A quantum Lévy flight optimization based peripheral Yolov5 vison for scaling and optimizing autonomous train operations during transmission

Abstract

In Autonomous Train (AT) operations, predicting future movements of trains to ensure the safety and efficiency of this public transport, is a critical task performed in the yard and terminal stations or between the source station/terminal and destination. Artificial Intelligence (AI) enabled Autonomous Vehicles (AVs) analyse their surroundings and make informed decisions based on the collected information. AVs learn their surroundings through perceptual motion, and predict the movements of various agents, such as humans, bicycles, and animals, through the prediction phase.
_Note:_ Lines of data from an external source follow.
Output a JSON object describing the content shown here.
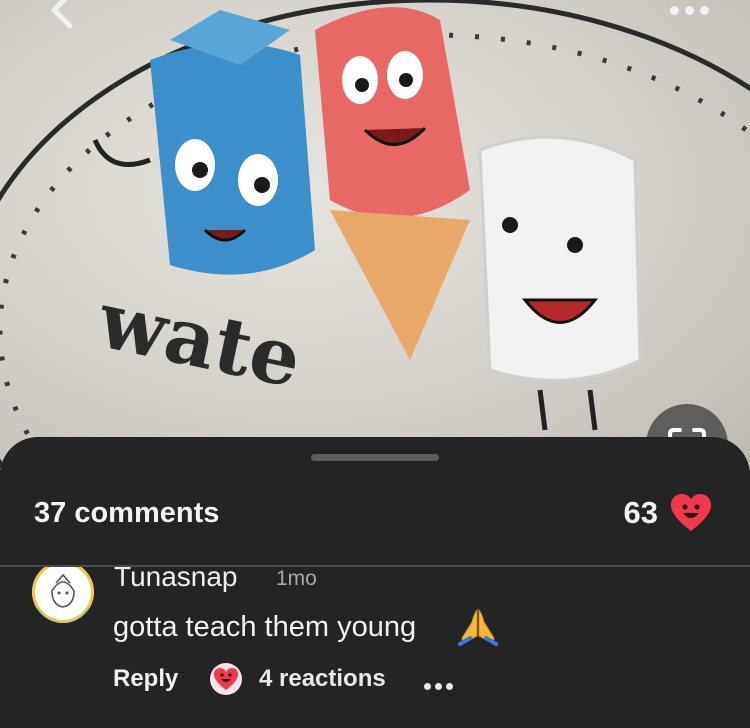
{
  "media": {
    "sign_text": "wate",
    "icons": [
      "back-icon",
      "more-icon",
      "scan-icon"
    ]
  },
  "comments_sheet": {
    "count_label": "37 comments",
    "likes_count": "63",
    "like_icon": "heart-face-icon",
    "accent": "#f1384c"
  },
  "comment": {
    "author": "Tunasnap",
    "time": "1mo",
    "text": "gotta teach them young",
    "emoji_icon": "folded-hands-icon",
    "reply_label": "Reply",
    "reactions_label": "4 reactions"
  }
}
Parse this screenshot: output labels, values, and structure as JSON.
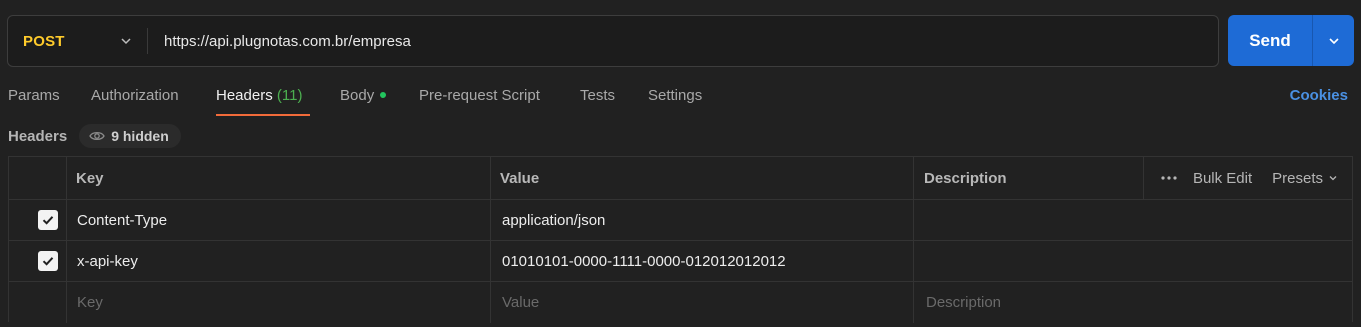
{
  "request": {
    "method": "POST",
    "url": "https://api.plugnotas.com.br/empresa",
    "send_label": "Send"
  },
  "tabs": [
    {
      "label": "Params"
    },
    {
      "label": "Authorization"
    },
    {
      "label": "Headers",
      "count": "(11)"
    },
    {
      "label": "Body"
    },
    {
      "label": "Pre-request Script"
    },
    {
      "label": "Tests"
    },
    {
      "label": "Settings"
    }
  ],
  "cookies_label": "Cookies",
  "headers_section": {
    "title": "Headers",
    "hidden_label": "9 hidden"
  },
  "table": {
    "columns": {
      "key": "Key",
      "value": "Value",
      "description": "Description"
    },
    "tools": {
      "bulk_edit": "Bulk Edit",
      "presets": "Presets"
    },
    "rows": [
      {
        "key": "Content-Type",
        "value": "application/json",
        "checked": true
      },
      {
        "key": "x-api-key",
        "value": "01010101-0000-1111-0000-012012012012",
        "checked": true
      }
    ],
    "placeholders": {
      "key": "Key",
      "value": "Value",
      "description": "Description"
    }
  },
  "colors": {
    "method": "#ffcb2b",
    "send": "#1e6bd6",
    "active_tab_underline": "#f26b3a",
    "body_dot": "#22c55e",
    "headers_count": "#4caf50",
    "cookies": "#4a90e2"
  }
}
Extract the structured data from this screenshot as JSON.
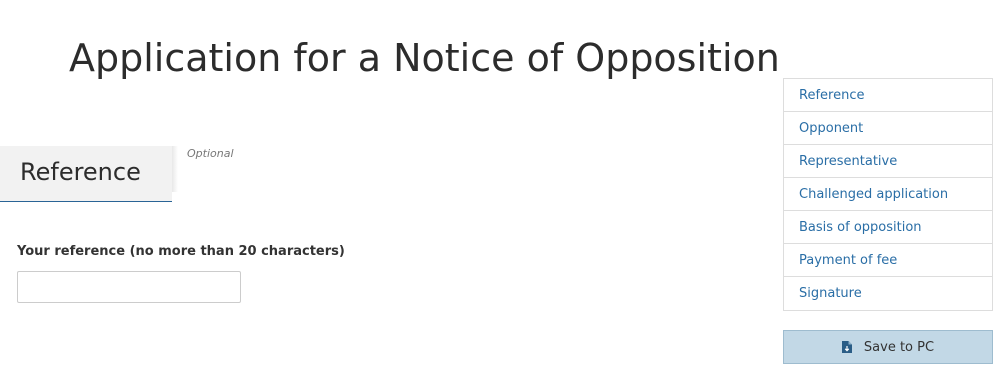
{
  "page": {
    "title": "Application for a Notice of Opposition"
  },
  "section": {
    "title": "Reference",
    "optional_label": "Optional"
  },
  "form": {
    "reference_label": "Your reference (no more than 20 characters)",
    "reference_value": "",
    "reference_placeholder": ""
  },
  "side_nav": {
    "items": [
      {
        "label": "Reference"
      },
      {
        "label": "Opponent"
      },
      {
        "label": "Representative"
      },
      {
        "label": "Challenged application"
      },
      {
        "label": "Basis of opposition"
      },
      {
        "label": "Payment of fee"
      },
      {
        "label": "Signature"
      }
    ]
  },
  "actions": {
    "save_label": "Save to PC",
    "save_icon": "file-download-icon"
  },
  "colors": {
    "link": "#2a6ea6",
    "accent_underline": "#2a6496",
    "save_button_bg": "#c2d8e6"
  }
}
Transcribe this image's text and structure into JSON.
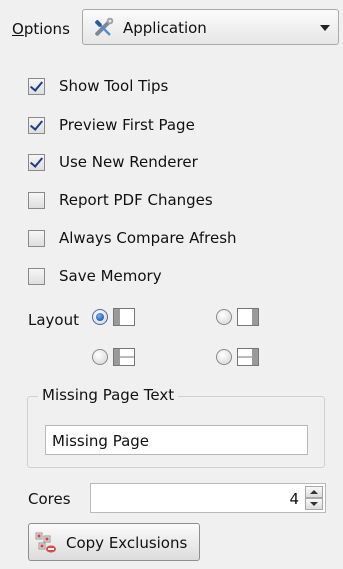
{
  "options": {
    "label_accel": "O",
    "label_rest": "ptions",
    "selected": "Application",
    "icon": "wrench-screwdriver-icon"
  },
  "checkboxes": [
    {
      "label": "Show Tool Tips",
      "checked": true
    },
    {
      "label": "Preview First Page",
      "checked": true
    },
    {
      "label": "Use New Renderer",
      "checked": true
    },
    {
      "label": "Report PDF Changes",
      "checked": false
    },
    {
      "label": "Always Compare Afresh",
      "checked": false
    },
    {
      "label": "Save Memory",
      "checked": false
    }
  ],
  "layout": {
    "label": "Layout",
    "options": [
      {
        "icon": "layout-left-panel-icon",
        "selected": true
      },
      {
        "icon": "layout-right-panel-icon",
        "selected": false
      },
      {
        "icon": "layout-top-panel-icon",
        "selected": false
      },
      {
        "icon": "layout-bottom-panel-icon",
        "selected": false
      }
    ]
  },
  "missing_page": {
    "title": "Missing Page Text",
    "value": "Missing Page"
  },
  "cores": {
    "label": "Cores",
    "value": "4"
  },
  "copy_exclusions": {
    "label": "Copy Exclusions",
    "icon": "copy-exclusions-icon"
  }
}
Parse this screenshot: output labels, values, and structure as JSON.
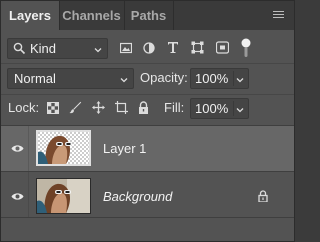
{
  "tabs": [
    {
      "label": "Layers",
      "active": true
    },
    {
      "label": "Channels",
      "active": false
    },
    {
      "label": "Paths",
      "active": false
    }
  ],
  "filter": {
    "value": "Kind",
    "icons": [
      "image-filter-icon",
      "adjustment-filter-icon",
      "type-filter-icon",
      "shape-filter-icon",
      "smart-object-filter-icon",
      "filter-toggle-icon"
    ]
  },
  "blend": {
    "value": "Normal"
  },
  "opacity": {
    "label": "Opacity:",
    "value": "100%"
  },
  "lock": {
    "label": "Lock:",
    "icons": [
      "lock-transparent-pixels-icon",
      "lock-image-pixels-icon",
      "lock-position-icon",
      "lock-artboard-icon",
      "lock-all-icon"
    ]
  },
  "fill": {
    "label": "Fill:",
    "value": "100%"
  },
  "layers": [
    {
      "name": "Layer 1",
      "selected": true,
      "visible": true,
      "locked": false
    },
    {
      "name": "Background",
      "selected": false,
      "visible": true,
      "locked": true
    }
  ],
  "colors": {
    "panel": "#535353",
    "tabbar": "#3a3a3a",
    "selected_row": "#676767"
  }
}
If the predictions are accurate, AVs take proactive measures, making travel safer for everyone. However, the uncertainty in predicting agent/object’s behaviour remains substantially difficult, despite significant research being conducted in this area. The objective of this study is to investigate the optimisation of AT Operations during Transmission (ATOT), with the goal of reducing wait times and ensuring safety even in the presence of obstacles, particularly animals. Quantum Lévy flight optimisation (QLFO) addresses these concerns on operational scalability of ATs. It generates real-time spatial data to make these operations efficient and to reduce the average waiting times. The YoLoV5 object recognition identifies the potential risks, such as individuals traversing rails or animals lying along the way and either rerouting or halting ATs to prevent crashes. The QLFO detects problems either before or after the train arrives at a junction or terminus and takes proactive measures using YoLov5 evaluation on the satellite image captured over the rail track. Evaluation experiments show that the proposed ATOT achieves a 9.3% reduction in the average waiting time spent.